Author |
Message
|
ghoshly |
Posted: Tue Aug 15, 2017 10:23 am Post subject: Opaque parsing in DFDL |
|
|
Partisan
Joined: 10 Jan 2008 Posts: 333
|
Hello,
My question is : Is there something like Opaque parsing possible when using DFDL, or I need to play with On-Demand parsing to avoid complete parsing?
I'll elaborate my question to be clear as much as I can.
Input would be flat files which I need to parse dynamically as different format is possible. I can restrict the end system to produce a first line with metadata information and I want to parse only the metadata first to identify the proper message set / schema dynamically. Do I need to define two separate schema for the metadata and actual data or I can do with one also.
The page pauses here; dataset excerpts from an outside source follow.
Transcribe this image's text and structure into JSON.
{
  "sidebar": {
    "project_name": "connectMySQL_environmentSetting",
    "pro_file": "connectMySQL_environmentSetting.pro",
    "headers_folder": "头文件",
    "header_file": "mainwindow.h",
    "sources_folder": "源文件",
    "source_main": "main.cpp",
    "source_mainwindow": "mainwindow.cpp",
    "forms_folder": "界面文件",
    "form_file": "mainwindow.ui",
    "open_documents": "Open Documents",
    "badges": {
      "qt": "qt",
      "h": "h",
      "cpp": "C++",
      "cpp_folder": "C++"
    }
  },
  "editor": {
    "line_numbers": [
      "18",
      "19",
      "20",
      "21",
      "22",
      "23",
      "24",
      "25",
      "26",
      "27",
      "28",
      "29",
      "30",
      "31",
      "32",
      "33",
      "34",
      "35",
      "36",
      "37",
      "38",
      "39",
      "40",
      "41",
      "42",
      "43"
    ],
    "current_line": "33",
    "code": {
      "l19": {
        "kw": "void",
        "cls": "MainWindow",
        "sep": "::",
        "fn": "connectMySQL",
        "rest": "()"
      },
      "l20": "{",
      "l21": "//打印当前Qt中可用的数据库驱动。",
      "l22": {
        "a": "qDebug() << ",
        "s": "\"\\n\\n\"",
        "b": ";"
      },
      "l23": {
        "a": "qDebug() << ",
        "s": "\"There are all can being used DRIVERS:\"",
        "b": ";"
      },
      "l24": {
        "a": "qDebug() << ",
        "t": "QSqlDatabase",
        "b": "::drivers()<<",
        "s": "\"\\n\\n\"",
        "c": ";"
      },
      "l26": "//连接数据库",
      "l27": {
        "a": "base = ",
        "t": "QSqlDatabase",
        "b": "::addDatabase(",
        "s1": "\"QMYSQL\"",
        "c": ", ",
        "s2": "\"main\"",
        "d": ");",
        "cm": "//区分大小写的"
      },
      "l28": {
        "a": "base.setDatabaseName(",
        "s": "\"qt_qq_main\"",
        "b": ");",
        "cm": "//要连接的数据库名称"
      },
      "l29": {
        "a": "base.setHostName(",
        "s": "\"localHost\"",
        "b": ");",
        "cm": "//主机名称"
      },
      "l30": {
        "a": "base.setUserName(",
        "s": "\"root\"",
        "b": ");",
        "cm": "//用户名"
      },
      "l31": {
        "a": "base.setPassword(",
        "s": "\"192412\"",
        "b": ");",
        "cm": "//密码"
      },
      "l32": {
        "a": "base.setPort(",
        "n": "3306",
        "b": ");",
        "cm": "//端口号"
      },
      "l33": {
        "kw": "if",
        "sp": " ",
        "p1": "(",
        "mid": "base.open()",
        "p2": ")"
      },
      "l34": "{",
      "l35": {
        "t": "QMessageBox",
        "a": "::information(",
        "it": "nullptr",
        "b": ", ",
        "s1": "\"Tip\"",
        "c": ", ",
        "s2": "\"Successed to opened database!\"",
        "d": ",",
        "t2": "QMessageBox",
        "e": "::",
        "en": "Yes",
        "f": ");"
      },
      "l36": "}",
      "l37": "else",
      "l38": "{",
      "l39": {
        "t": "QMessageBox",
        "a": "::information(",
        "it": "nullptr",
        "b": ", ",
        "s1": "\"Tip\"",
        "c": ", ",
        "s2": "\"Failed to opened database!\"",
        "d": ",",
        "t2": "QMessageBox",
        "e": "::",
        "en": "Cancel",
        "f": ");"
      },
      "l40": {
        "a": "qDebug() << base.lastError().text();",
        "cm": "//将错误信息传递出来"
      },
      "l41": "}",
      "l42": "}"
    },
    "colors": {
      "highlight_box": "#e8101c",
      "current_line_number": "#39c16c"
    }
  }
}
Please let me know if anymore details is required to provide suggestion. |
|
Back to top |
|
 |
mqjeff |
Posted: Tue Aug 15, 2017 12:35 pm Post subject: |
|
|
Grand Master
Joined: 25 Jun 2008 Posts: 17447
|
DFDL is a back-tracing parser. It will attempt to parse the first thing you give it in a single model, until it fails. It will then back track and try with the next thing.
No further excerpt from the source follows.